30 abril, 2009

El día que murió Franco fui un niño muy feliz

A mis siete años, aquellos días sin colegio en mitad de un noviembre gris parecían un adelanto de las vacaciones de navidad. Cuando pregunté a mis padres por el motivo de esos inesperados momentos de juegos, lejos de los pupitres y del olor a tiza, su respuesta fue: “porque Franco se ha muerto”.

Llevado por mi inocencia infantil respondí que Franco podría morirse cada mes y así disfrutar de más vacaciones inesperadas. No entendí por qué mis padres me riñeron con tanta severidad, haciéndome prometer que no volvería a hacer ese comentario, especialmente delante de desconocidos. Tampoco entendí por qué en la televisión solo se escuchaban himnos militares y aparecía una interminable cola de personas tristes que avanzaban despacio entre lágrimas. Mi abuela María también lloraba como no la había visto antes, con el consiguiente enfado de mi abuelo Rafael. Lo que tienes que hacer es celebrar la muerte del cabrón que te metió en la cárcel y mató a tu hermano, le regañaba el viejo anarquista. Yo pensaba que ella lloraba por los mismos motivos que los señores con bigotito de la larga fila. No entendía nada. Más tarde descubrí que las razones de su llanto eran muy distintas. Mi abuela guardaba tan adentro la pena y el sufrimiento de muchos años, que ni siquiera los días de libertad que vendrían más tarde los harían olvidar.

Años después, en una mañana adolescente de verano, tranquila y larga como solo las mañanas de vacaciones pueden serlo, mi tía Encarna empezó a contarme la historia de mi familia, los motivos por los que mi tía Resu había nacido en una cárcel; por qué una curiosa unidad de medida, la mitaílla de anís que solía pedir mi bisabuelo en la taberna para combatir el frío del duro trabajo en el campo, dio origen al viejo apodo con el que les conocieron en aquel pueblo de la vega granadina; supe que mi madre cantaba nanas para no oír los estallidos de las bombas… y comprendí el llanto de aquella otra mañana de un noviembre que ya me parecía lejano.

Mi abuela sobrevivió apenas tres años al dictador y nunca me contó su historia, pero esa mañana descubrí por qué el miedo y el hambre son el mejor cemento para unir a las familias, por qué, en las situaciones más desesperadas, las personas sencillas y anónimas se convierten en héroes sin pretenderlo, por qué el sufrimiento más amargo pervive escondido durante años y generaciones.

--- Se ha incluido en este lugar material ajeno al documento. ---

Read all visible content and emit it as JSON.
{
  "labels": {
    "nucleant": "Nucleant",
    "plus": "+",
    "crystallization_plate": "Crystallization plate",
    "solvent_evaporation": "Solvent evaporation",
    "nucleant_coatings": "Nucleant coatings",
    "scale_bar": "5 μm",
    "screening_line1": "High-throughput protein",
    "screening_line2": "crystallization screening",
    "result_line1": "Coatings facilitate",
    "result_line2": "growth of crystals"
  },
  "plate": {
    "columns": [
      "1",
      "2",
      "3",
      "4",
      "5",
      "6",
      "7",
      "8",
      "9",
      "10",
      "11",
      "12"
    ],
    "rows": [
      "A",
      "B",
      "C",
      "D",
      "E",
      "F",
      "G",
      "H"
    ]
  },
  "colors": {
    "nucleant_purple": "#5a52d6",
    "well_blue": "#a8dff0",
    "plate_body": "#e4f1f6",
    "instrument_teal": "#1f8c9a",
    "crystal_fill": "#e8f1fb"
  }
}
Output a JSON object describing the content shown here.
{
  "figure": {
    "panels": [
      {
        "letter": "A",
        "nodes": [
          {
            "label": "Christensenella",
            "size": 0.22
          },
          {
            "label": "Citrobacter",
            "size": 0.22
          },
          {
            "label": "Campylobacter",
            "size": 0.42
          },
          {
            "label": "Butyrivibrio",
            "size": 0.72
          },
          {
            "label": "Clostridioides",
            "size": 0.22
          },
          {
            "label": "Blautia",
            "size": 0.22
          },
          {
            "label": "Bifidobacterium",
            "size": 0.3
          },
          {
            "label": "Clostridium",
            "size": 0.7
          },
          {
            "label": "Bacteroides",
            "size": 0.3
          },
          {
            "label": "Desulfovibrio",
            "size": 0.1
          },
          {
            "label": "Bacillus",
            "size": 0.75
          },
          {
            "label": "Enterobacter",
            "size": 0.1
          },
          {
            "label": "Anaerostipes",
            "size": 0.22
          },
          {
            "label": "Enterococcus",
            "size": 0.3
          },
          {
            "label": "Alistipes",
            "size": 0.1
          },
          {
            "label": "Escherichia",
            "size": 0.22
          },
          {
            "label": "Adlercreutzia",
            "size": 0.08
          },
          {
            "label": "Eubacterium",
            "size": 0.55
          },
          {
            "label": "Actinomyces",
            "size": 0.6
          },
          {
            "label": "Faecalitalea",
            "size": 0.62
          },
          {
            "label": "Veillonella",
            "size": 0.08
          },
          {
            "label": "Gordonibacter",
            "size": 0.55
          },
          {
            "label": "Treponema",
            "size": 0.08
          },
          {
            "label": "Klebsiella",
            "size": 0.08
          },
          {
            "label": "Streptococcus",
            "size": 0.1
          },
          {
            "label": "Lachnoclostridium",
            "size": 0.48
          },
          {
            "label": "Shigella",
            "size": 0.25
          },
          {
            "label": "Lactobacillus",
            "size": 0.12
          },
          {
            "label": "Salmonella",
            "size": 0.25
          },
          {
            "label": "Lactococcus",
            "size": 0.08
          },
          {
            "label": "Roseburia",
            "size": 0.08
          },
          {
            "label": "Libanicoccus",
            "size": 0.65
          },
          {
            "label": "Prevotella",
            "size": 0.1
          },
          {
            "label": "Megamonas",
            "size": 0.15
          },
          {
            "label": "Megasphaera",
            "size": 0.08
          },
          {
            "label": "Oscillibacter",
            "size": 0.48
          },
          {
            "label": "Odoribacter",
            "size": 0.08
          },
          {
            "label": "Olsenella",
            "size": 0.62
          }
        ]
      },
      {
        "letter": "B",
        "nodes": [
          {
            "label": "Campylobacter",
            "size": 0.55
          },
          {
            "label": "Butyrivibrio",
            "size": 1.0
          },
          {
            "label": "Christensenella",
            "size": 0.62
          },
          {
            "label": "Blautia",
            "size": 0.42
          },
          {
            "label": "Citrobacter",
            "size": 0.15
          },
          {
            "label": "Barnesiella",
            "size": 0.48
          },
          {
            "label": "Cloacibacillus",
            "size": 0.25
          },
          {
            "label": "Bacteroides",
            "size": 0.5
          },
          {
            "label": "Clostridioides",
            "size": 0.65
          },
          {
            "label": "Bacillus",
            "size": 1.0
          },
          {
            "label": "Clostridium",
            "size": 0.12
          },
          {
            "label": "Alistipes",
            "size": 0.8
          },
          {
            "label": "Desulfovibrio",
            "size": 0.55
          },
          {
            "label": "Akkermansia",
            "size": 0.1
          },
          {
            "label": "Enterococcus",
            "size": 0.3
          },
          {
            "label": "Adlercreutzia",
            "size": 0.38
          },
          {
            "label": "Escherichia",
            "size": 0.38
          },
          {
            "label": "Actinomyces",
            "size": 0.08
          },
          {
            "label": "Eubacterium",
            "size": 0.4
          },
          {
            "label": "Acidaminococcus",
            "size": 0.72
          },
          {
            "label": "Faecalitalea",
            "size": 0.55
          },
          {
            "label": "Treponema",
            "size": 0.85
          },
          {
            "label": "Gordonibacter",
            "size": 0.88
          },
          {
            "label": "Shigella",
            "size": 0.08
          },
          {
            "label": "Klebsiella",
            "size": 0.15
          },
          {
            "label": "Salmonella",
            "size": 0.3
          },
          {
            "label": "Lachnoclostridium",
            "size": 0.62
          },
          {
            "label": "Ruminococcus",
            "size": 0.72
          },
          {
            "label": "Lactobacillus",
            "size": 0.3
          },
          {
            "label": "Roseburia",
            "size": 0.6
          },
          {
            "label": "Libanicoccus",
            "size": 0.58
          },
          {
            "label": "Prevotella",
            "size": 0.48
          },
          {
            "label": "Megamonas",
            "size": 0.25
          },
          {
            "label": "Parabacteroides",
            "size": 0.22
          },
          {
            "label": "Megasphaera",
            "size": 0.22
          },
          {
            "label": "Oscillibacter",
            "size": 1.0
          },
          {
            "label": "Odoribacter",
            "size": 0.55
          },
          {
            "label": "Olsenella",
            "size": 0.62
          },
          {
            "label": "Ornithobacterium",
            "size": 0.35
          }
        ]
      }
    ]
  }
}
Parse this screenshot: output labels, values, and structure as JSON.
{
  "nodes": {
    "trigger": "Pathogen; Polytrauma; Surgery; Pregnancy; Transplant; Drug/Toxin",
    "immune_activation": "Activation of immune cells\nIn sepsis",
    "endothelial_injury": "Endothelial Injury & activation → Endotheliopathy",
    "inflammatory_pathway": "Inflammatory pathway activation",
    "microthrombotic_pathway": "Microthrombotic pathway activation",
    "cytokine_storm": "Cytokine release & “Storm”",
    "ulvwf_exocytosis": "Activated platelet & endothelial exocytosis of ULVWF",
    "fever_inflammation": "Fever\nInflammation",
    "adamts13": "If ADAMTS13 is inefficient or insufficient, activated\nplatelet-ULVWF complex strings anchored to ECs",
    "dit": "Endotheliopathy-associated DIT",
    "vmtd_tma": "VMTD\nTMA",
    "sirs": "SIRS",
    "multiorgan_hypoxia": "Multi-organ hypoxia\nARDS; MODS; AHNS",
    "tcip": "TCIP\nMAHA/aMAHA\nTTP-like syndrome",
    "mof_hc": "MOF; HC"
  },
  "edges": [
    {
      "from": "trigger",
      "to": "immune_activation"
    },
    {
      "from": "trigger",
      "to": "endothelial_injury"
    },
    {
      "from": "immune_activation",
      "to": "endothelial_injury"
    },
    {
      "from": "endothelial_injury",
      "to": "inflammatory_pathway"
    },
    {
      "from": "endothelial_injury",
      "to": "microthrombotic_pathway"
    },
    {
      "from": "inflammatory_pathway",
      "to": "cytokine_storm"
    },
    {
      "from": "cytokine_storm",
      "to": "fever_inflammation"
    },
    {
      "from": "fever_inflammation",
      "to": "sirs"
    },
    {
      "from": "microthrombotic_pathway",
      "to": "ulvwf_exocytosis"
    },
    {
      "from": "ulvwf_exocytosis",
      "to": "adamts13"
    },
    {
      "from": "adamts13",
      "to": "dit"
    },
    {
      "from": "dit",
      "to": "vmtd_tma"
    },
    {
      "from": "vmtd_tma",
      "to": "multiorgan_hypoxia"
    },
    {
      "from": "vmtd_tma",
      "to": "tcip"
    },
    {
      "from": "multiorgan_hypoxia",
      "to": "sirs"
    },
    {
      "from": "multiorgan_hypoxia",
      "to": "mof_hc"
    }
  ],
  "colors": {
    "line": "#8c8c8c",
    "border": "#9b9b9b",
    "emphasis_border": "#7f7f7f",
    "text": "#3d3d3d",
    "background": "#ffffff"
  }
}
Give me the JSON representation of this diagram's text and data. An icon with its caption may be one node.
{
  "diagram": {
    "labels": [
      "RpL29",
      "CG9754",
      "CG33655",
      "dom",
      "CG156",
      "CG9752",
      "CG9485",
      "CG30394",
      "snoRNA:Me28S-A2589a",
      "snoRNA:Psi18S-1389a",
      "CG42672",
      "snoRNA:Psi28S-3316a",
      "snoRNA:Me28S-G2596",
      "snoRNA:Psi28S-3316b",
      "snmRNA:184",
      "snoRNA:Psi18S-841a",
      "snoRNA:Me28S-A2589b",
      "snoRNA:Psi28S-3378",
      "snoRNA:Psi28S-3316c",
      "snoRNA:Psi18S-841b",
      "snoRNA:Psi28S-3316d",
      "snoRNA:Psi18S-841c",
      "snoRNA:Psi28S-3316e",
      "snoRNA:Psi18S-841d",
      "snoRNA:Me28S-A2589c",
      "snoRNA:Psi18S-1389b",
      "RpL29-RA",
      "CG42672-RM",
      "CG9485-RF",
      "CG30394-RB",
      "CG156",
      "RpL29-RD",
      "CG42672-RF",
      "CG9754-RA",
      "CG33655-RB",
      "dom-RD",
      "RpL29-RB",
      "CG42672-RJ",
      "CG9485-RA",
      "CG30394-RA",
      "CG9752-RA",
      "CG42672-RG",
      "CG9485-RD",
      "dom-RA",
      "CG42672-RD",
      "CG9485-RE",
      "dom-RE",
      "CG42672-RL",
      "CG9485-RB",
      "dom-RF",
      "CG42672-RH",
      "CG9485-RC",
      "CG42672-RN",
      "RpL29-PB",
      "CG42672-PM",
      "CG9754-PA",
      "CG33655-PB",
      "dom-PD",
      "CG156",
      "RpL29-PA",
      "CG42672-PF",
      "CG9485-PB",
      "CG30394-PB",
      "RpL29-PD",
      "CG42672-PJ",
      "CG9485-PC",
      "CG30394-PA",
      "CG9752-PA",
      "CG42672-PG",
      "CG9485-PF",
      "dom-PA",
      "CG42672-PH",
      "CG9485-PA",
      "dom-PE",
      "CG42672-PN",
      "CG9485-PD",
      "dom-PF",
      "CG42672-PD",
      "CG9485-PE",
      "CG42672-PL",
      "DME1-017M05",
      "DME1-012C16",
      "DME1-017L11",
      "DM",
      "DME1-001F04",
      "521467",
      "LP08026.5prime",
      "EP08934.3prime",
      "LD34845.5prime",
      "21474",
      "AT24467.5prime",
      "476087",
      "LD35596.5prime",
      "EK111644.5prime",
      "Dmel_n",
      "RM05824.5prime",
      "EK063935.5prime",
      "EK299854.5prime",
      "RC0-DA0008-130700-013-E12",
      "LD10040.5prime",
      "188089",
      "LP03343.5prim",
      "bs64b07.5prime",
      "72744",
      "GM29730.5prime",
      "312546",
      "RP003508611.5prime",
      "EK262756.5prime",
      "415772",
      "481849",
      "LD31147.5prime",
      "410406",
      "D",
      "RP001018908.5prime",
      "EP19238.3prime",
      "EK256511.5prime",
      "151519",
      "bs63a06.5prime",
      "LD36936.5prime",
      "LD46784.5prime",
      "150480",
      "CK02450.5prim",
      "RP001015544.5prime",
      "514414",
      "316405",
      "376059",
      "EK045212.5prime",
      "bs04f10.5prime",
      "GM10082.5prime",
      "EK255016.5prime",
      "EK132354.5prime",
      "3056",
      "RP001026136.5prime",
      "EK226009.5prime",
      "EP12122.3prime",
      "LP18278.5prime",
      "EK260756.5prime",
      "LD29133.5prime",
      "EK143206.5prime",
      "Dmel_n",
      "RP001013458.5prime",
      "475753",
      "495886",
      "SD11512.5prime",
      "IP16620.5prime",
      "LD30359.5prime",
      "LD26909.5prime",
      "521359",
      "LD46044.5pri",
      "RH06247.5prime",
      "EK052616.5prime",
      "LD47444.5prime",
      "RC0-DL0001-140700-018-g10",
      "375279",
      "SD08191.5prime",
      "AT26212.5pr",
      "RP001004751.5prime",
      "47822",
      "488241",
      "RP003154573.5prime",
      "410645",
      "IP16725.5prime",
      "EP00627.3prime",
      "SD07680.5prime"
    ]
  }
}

Aquellas historias, contadas aún en voz baja, desplegaban en mi mente cientos de imágenes, como las viejas fotografías de este libro y decidí que algún día tomaría los retales dispersos para escribir una novela, la historia de los que lucharon y sobrevivieron para que yo pudiera hoy comenzar a escribirla desde el cielo, en un avión; porque, más allá de la pobreza, del miedo, del odio, la dignidad fue el mejor tesoro que ellos pudieron legarnos.

Mi tía se marchó para siempre hace una semana y ahora la recuerdo contándomela. Se fue postrada por la enfermedad, pero luchando hasta el final. El médico, sorprendido por tan inútil esfuerzo, dijo que la generación que nació con la guerra había aprendido a sufrir tanto, que no sabían irse de otra forma.


Este libro pretende ser una celebración que reúna a cuatro generaciones de Mitaíllas y un homenaje a la persona que empezó a contarme la historia.